CO2 emissions from the UK finance sector’s global investments are nearly double the total for the whole of the UK.
The report says that were the City a country, it would be the ninth-largest CO2 emitter in the world, at 805 million tonnes – more than Germany (776 million tonnes).
The figures come from climate solutions specialist South Pole and are based on a sample of 15 banks’ and 10 asset managers’ lending activities.
The report’s authors are calling on the government to introduce new regulations to force the City into line with Paris Agreement targets.
The news comes as cryptocurrencies such as Bitcoin have been criticised for the environmental impact of proof-of-work blockchains, with mining for Bitcoin alone using more electricity than Malaysia or Sweden.
Sixty-five percent of Bitcoin is mined in China, which generates 58 percent of its electricity from fossil fuels, though proponents of the currency say that many mining pools use electricity from renewable sources, or energy that would otherwise be wasted.
However, the comparison between traditional finance and the emerging digital ecosystem is inexact: the CO2 emissions cited in the UK report are not rooted in the energy consumption of the City itself, but in the carbon emissions that it is financing worldwide, including those of the oil industry.

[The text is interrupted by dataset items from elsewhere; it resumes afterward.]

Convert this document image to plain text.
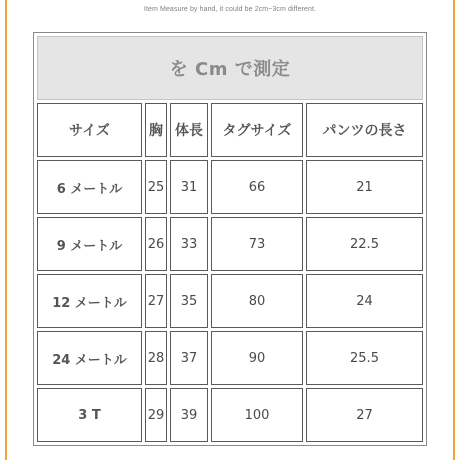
Item Measure by hand, it could be 2cm~3cm different.
を Cm で測定				
サイズ	胸	体長	タグサイズ	パンツの長さ
6 メートル	25	31	66	21
9 メートル	26	33	73	22.5
12 メートル	27	35	80	24
24 メートル	28	37	90	25.5
3 T	29	39	100	27
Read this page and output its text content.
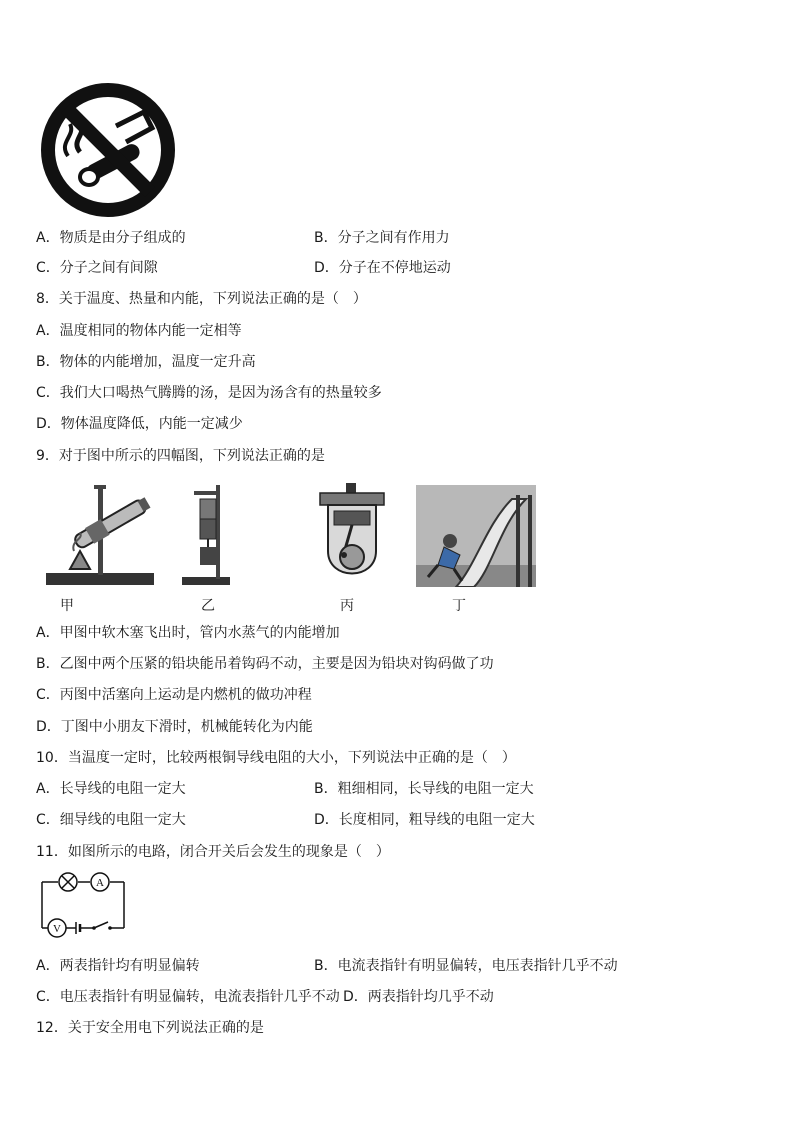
A．物质是由分子组成的	B．分子之间有作用力
C．分子之间有间隙	D．分子在不停地运动
8．关于温度、热量和内能，下列说法正确的是（　）
A．温度相同的物体内能一定相等
B．物体的内能增加，温度一定升高
C．我们大口喝热气腾腾的汤，是因为汤含有的热量较多
D．物体温度降低，内能一定减少
9．对于图中所示的四幅图，下列说法正确的是
甲	乙	丙	丁
A．甲图中软木塞飞出时，管内水蒸气的内能增加
B．乙图中两个压紧的铅块能吊着钩码不动，主要是因为铅块对钩码做了功
C．丙图中活塞向上运动是内燃机的做功冲程
D．丁图中小朋友下滑时，机械能转化为内能
10．当温度一定时，比较两根铜导线电阻的大小，下列说法中正确的是（　）
A．长导线的电阻一定大	B．粗细相同，长导线的电阻一定大
C．细导线的电阻一定大	D．长度相同，粗导线的电阻一定大
11．如图所示的电路，闭合开关后会发生的现象是（　）
A
V
A．两表指针均有明显偏转	B．电流表指针有明显偏转，电压表指针几乎不动
C．电压表指针有明显偏转，电流表指针几乎不动 D．两表指针均几乎不动
12．关于安全用电下列说法正确的是
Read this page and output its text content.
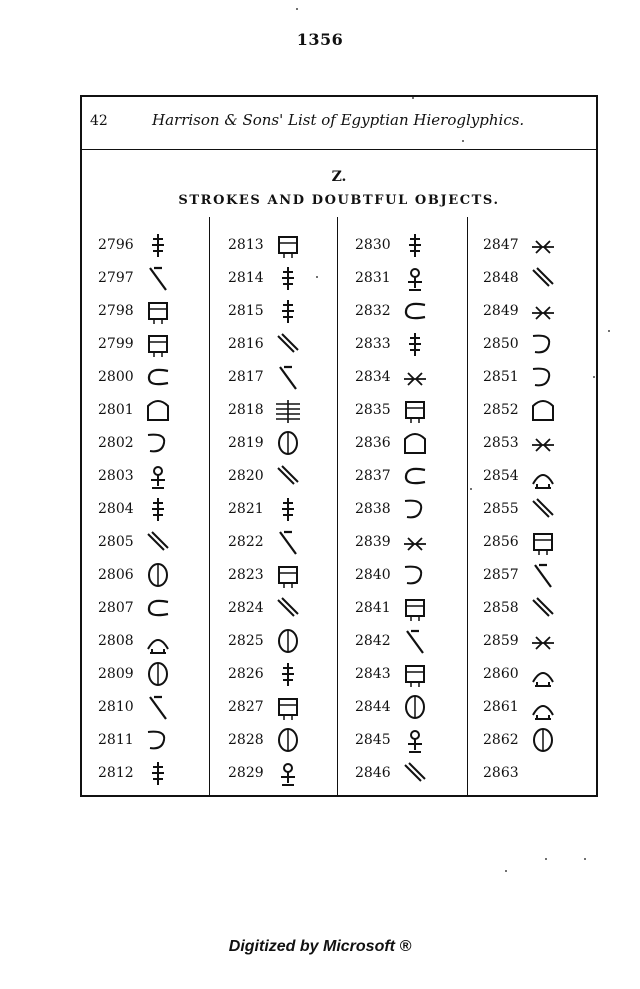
1356
42	Harrison & Sons' List of Egyptian Hieroglyphics.
Z.
STROKES AND DOUBTFUL OBJECTS.
2796
2797
2798
2799
2800
2801
2802
2803
2804
2805
2806
2807
2808
2809
2810
2811
2812
2813
2814
2815
2816
2817
2818
2819
2820
2821
2822
2823
2824
2825
2826
2827
2828
2829
2830
2831
2832
2833
2834
2835
2836
2837
2838
2839
2840
2841
2842
2843
2844
2845
2846
2847
2848
2849
2850
2851
2852
2853
2854
2855
2856
2857
2858
2859
2860
2861
2862
2863
Digitized by Microsoft ®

Executive director of Greenpeace UK, John Sauven, described the financial sector as “the UK’s dirty little secret”.
He added, “How can we say we’re ‘leading the world on climate action’ while allowing financial institutions to plough billions into fossil fuel production every year? The claim is almost laughable.”
A spokesperson for UK Finance responded that the City is taking a “leading role in the shift to Net Zero finance”. In April, the UK’s six biggest lenders committed to Net Zero emissions from their portfolios by 2050 at the latest.
According to a 2014 report for the European Parliament, five of those companies – HSBC, Barclays, Santander, The Royal Bank of Scotland, and Lloyds – at that time had more than £66 billion invested in oil, gas, and coal extraction within the UK alone.
Moves are afoot in the UK to tackle the problem. In February, the government announced that Leeds and London would become home to a new UK centre for global green finance and investment.
The UK Centre for Greening Finance and Investment (CGFI) went live in April.
As previously reported on Transform Finance, the new global initiative is designed to “encourage financial services to turn the tide of their investments and focus on sectors and companies that have a smaller environmental footprint.”
Through it, banks, other lenders, and insurers will be urged to invest in clean innovations and green technologies, including sustainable agriculture and energy from renewable resources.
At the 15 February announcement, the Bank of England’s executive sponsor for work on climate change, Sarah Breeden, said, “Integrating climate and environmental data and analytics into decision-making will allow financial institutions to identify, measure, and manage the financial risks and opportunities from climate change, and so support the Bank’s objective to ensure the financial system is resilient to these risks and supportive of the transition to Net Zero.”